Let $m,n$ be positive integers with $m\mid n$. I want to compute $$ \mathrm{Ext}_{\mathbb{Z}/n\mathbb{Z}}^i (\mathbb{Z}/m\mathbb{Z},\mathbb{Z}/m\mathbb{Z}) \qquad \mathrm{Tor}^{\mathbb{Z}/n\mathbb{Z}}_i (\mathbb{Z}/m\mathbb{Z},\mathbb{Z}/m\mathbb{Z}) $$ for $i \ge 0$. At first, I thought that the way to do this was to find a projective resolution of $\mathbb{Z}/m\mathbb{Z}$ as a $\mathbb{Z}/n\mathbb{Z}$-module, and I didn't know how to do that, so asked about it in an earlier question (What is a projective resolution of $\mathbb{Z}/m\mathbb{Z}$ as a $\mathbb{Z}/n\mathbb{Z}$-module?).
However, the answer seems to depend on whether $m$ has repeated prime factors of $n$, so this doesn't seem like the way to compute these Ext and Tor groups.

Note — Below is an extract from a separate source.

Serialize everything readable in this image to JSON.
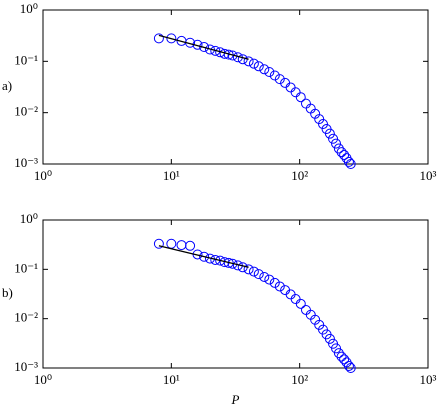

Is there a better way to do this?
I'll write $Z_n$ for $\Bbb Z/n\Bbb Z$ to reduce typing. Then a projective resolution of $Z_m$ as a $Z_n$-module goes like this $$\cdots\to Z_n\xrightarrow{\times n/m} Z_n\xrightarrow{\times m} Z_n\xrightarrow{\times n/m} Z_n\to Z_m\to0.$$ Dropping the final $Z_m$ and tensoring with $Z_m$, the Tor groups are the homology groups of $$\cdots\to Z_m\xrightarrow{\times n/m} Z_m\xrightarrow{\times m} Z_m\xrightarrow{\times n/m} Z_m\to0.$$ Then $\times m$ maps are 0, so the even Tor groups are all equal the cokernel of the multiplication of $n/m$ on $Z_m$ and the odd Tor groups equal the kernel of this map. I don't have the energy to compute these further or look at the Ext groups...